Harlequin mise sur l’IA : traducteurs littéraires en péril
Une décision qui fait trembler le monde de l’édition. Les éditions Harlequin, filiale française du géant Harper Collins, ont récemment informé leurs traducteurs de longue date que leurs services n’étaient plus nécessaires. La raison? Un virage vers la traduction automatisée par intelligence artificielle. Une pratique qui suscite l’indignation de nombreux acteurs du secteur.
Une romancière américaine monte au créneau
Tiffany McDaniel, autrice américaine reconnue notamment pour son best-seller « Betty », a publié le 9 janvier 2026 une tribune virulente contre cette nouvelle politique. Pour l’écrivaine, cette décision représente bien plus qu’un simple changement de méthode : c’est une menace existentielle pour l’art de la traduction littéraire.
« Les écrivains créent une littérature nationale avec leur langue, mais la littérature mondiale est écrite par les traducteurs », rappelle-t-elle, citant José Saramago, prix Nobel de littérature 1998.
Un test de marché inquiétant
Selon les informations relayées par la presse, une dizaine de romans Harlequin auraient déjà été traduits par intelligence artificielle ces dernières semaines. Pour McDaniel, il ne s’agit pas d’un cas isolé mais d’un véritable test de marché orchestré par Harper Collins.
Si cette pratique venait à se normaliser, elle pourrait rapidement s’étendre à d’autres genres littéraires, au-delà de la romance qui semble servir de laboratoire. Plus préoccupant encore, les économies réalisées par l’éditeur ne se répercutent pas sur le prix des livres, qui reste identique pour les lecteurs français.

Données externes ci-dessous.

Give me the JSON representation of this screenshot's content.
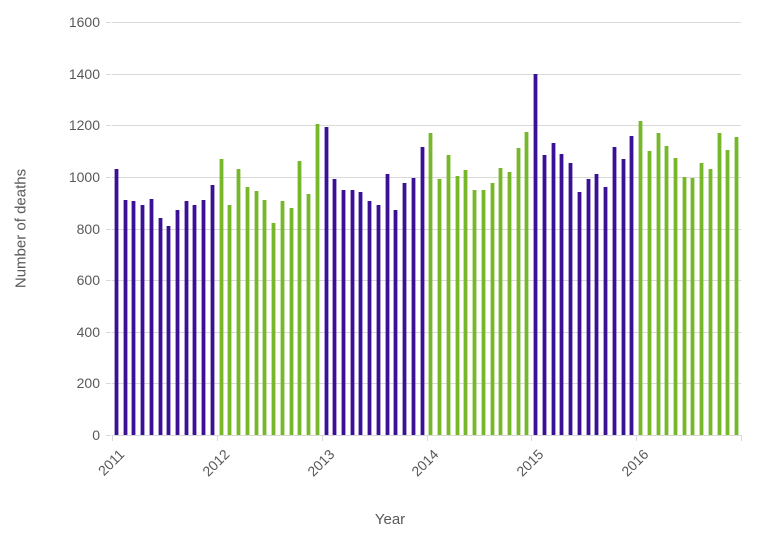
{
  "chart_data": {
    "type": "bar",
    "title": "",
    "xlabel": "Year",
    "ylabel": "Number of deaths",
    "ylim": [
      0,
      1600
    ],
    "yticks": [
      0,
      200,
      400,
      600,
      800,
      1000,
      1200,
      1400,
      1600
    ],
    "grid": "horizontal-light-gray",
    "legend_position": "none",
    "x_unit": "month (12 bars per year, unlabeled)",
    "colors": {
      "odd_year_bars": "#3A1094",
      "even_year_bars": "#76B82A",
      "axis_text": "#595959",
      "gridline": "#d9d9d9"
    },
    "years": [
      {
        "year": "2011",
        "color": "#3A1094",
        "values": [
          1030,
          910,
          905,
          890,
          915,
          840,
          810,
          870,
          905,
          890,
          910,
          970
        ]
      },
      {
        "year": "2012",
        "color": "#76B82A",
        "values": [
          1070,
          890,
          1030,
          960,
          945,
          910,
          820,
          905,
          880,
          1060,
          935,
          1205
        ]
      },
      {
        "year": "2013",
        "color": "#3A1094",
        "values": [
          1195,
          990,
          950,
          950,
          940,
          905,
          890,
          1010,
          870,
          975,
          995,
          1115
        ]
      },
      {
        "year": "2014",
        "color": "#76B82A",
        "values": [
          1170,
          990,
          1085,
          1005,
          1025,
          950,
          950,
          975,
          1035,
          1020,
          1110,
          1175
        ]
      },
      {
        "year": "2015",
        "color": "#3A1094",
        "values": [
          1400,
          1085,
          1130,
          1090,
          1055,
          940,
          990,
          1010,
          960,
          1115,
          1070,
          1160
        ]
      },
      {
        "year": "2016",
        "color": "#76B82A",
        "values": [
          1215,
          1100,
          1170,
          1120,
          1075,
          1000,
          995,
          1055,
          1030,
          1170,
          1105,
          1155
        ]
      }
    ]
  }
}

L’art menacé de la traduction humaine
Les traducteurs ne sont pas de simples convertisseurs de mots. Ils naviguent entre les cultures, insufflant dans les textes leur propre sensibilité, leur bagage culturel et leurs expériences personnelles. Grâce à eux, « Betty » a pu toucher le public français, « L’Été où tout a fondu » a traversé l’Atlantique jusqu’en Italie, et « Du côté sauvage » a trouvé son chemin vers l’Espagne.
Comment agir face à cette menace?
Pour les auteurs : protéger contractuellement leur œuvre
L’autrice américaine invite ses confrères à inclure systématiquement une clause d’interdiction de l’IA dans leurs contrats d’édition, y compris pour la traduction. « J’intègre personnellement ces clauses dans mes contrats », précise-t-elle.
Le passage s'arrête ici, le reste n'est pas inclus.